4.10.12

Journal d’un corps – Daniel Pennac


 
Tenir un journal intime sans presque jamais parler de ce que l’on vit, de ce qui se passe autour de soi, de ce que l’on est et devient autrement qu’à travers l’introspection de son corps, tel est le pari osé, et réussi,  de Daniel Pennac.

De Septembre 1936 à Octobre 2010, quelques jours avant son décès à l’âge de 87 ans, un homme dont nous ne savons quasiment rien de la carrière et de sa vie sociale que ce qui est strictement nécessaire à la compréhension de ce qu’il écrit, entreprend de coucher d’une écriture de notaire, héritage d’un père gazé à la guerre de quatorze et mort très jeune, ce dont son corps se fait l’écho et le réceptacle.

Maladies infantiles, terreurs induites par une mère castratrice et à moitié folle, anorexie poussée à son extrême limite, telles sont les premières expériences entreprises et ressenties par ce corps d’enfant trop tôt orphelin, mal aimé, trop sensible et trop intelligent. Bref, bien mal parti dans la vie.

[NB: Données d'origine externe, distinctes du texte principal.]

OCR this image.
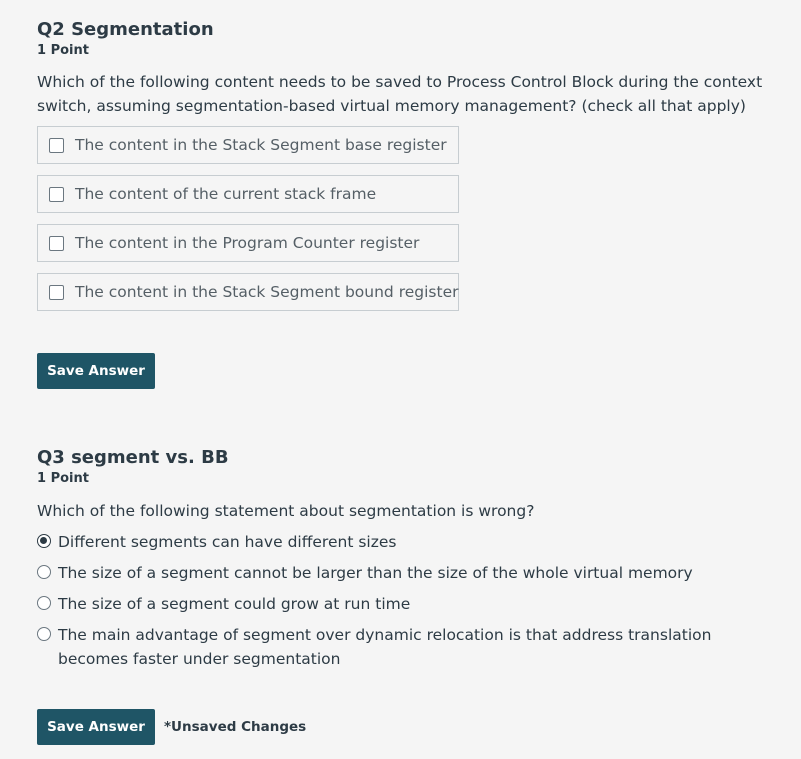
Q2 Segmentation
1 Point
Which of the following content needs to be saved to Process Control Block during the context switch, assuming segmentation-based virtual memory management? (check all that apply)
The content in the Stack Segment base register
The content of the current stack frame
The content in the Program Counter register
The content in the Stack Segment bound register
Save Answer
Q3 segment vs. BB
1 Point
Which of the following statement about segmentation is wrong?
Different segments can have different sizes
The size of a segment cannot be larger than the size of the whole virtual memory
The size of a segment could grow at run time
The main advantage of segment over dynamic relocation is that address translation becomes faster under segmentation
Save Answer	*Unsaved Changes
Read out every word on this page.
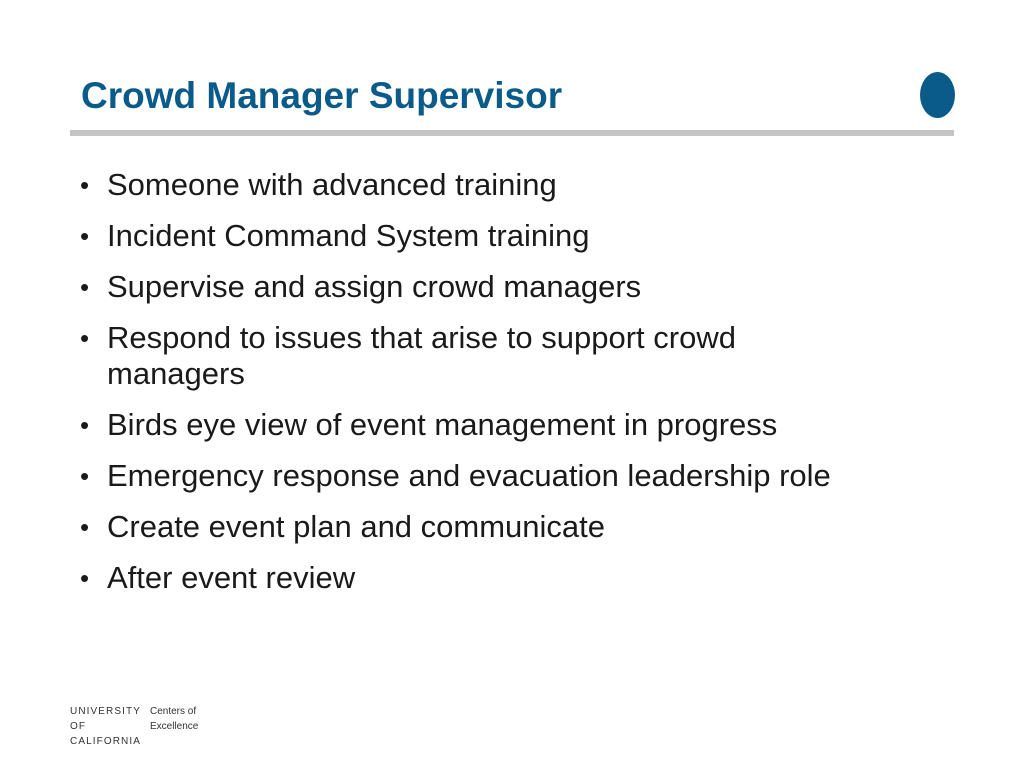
Crowd Manager Supervisor
• Someone with advanced training
• Incident Command System training
• Supervise and assign crowd managers
• Respond to issues that arise to support crowd managers
• Birds eye view of event management in progress
• Emergency response and evacuation leadership role
• Create event plan and communicate
• After event review
UNIVERSITY
OF
CALIFORNIA
Centers of
Excellence
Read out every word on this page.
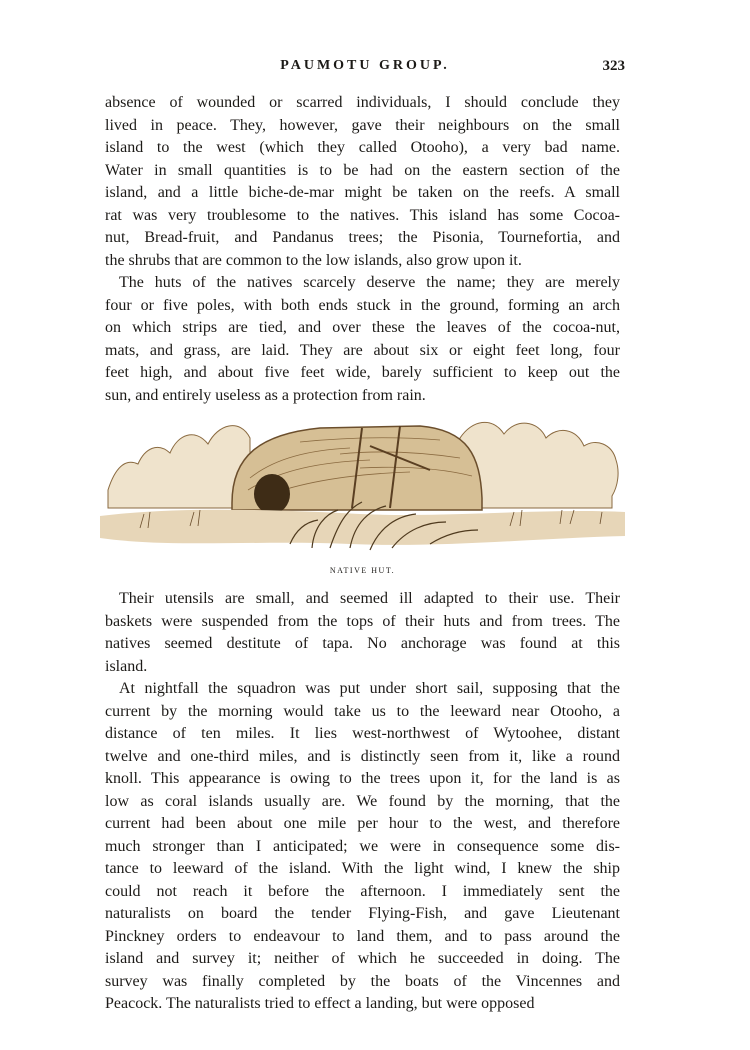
PAUMOTU GROUP.	323
absence of wounded or scarred individuals, I should conclude they
lived in peace. They, however, gave their neighbours on the small
island to the west (which they called Otooho), a very bad name.
Water in small quantities is to be had on the eastern section of the
island, and a little biche-de-mar might be taken on the reefs. A small
rat was very troublesome to the natives. This island has some Cocoa-
nut, Bread-fruit, and Pandanus trees; the Pisonia, Tournefortia, and
the shrubs that are common to the low islands, also grow upon it.
The huts of the natives scarcely deserve the name; they are merely
four or five poles, with both ends stuck in the ground, forming an arch
on which strips are tied, and over these the leaves of the cocoa-nut,
mats, and grass, are laid. They are about six or eight feet long, four
feet high, and about five feet wide, barely sufficient to keep out the
sun, and entirely useless as a protection from rain.
NATIVE HUT.
Their utensils are small, and seemed ill adapted to their use. Their
baskets were suspended from the tops of their huts and from trees. The
natives seemed destitute of tapa. No anchorage was found at this
island.
At nightfall the squadron was put under short sail, supposing that the
current by the morning would take us to the leeward near Otooho, a
distance of ten miles. It lies west-northwest of Wytoohee, distant
twelve and one-third miles, and is distinctly seen from it, like a round
knoll. This appearance is owing to the trees upon it, for the land is as
low as coral islands usually are. We found by the morning, that the
current had been about one mile per hour to the west, and therefore
much stronger than I anticipated; we were in consequence some dis-
tance to leeward of the island. With the light wind, I knew the ship
could not reach it before the afternoon. I immediately sent the
naturalists on board the tender Flying-Fish, and gave Lieutenant
Pinckney orders to endeavour to land them, and to pass around the
island and survey it; neither of which he succeeded in doing. The
survey was finally completed by the boats of the Vincennes and
Peacock. The naturalists tried to effect a landing, but were opposed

Une fois pris en charge par un oncle et une tante agriculteurs, en même temps qu’arrive l’adolescence survient la prise progressive de confiance en soi malgré un corps qui peut trahir à coups de pollutions nocturnes avant que de goûter avec outrance aux joies d’un onanisme de plus en plus sophistiqué.

On le comprendra bien vite, rien ne nous sera épargné dans ces confessions. Les joies et les peines d’un corps qui se façonne, se transforme puis s’étiole l’âge venant deviennent les marqueurs d’une chronique personnelle qui se fond modestement dans la grande Histoire. Des exploits en tant que jeune résistant, on ne saura pas grand-chose si ce n’est qu’ils permirent, la libération venue et par un concours de circonstances, de perdre son pucelage en guise de cadeau d’anniversaire de la part d’une belle ex-partisane québécoise. De l’ascension dans les sphères de la Haute Administration il ne sera question que lorsque le corps trahira vraiment pour la première fois conduisant à une hospitalisation afin de stopper des saignements de nez incessants qui menacent d’emporter notre homme.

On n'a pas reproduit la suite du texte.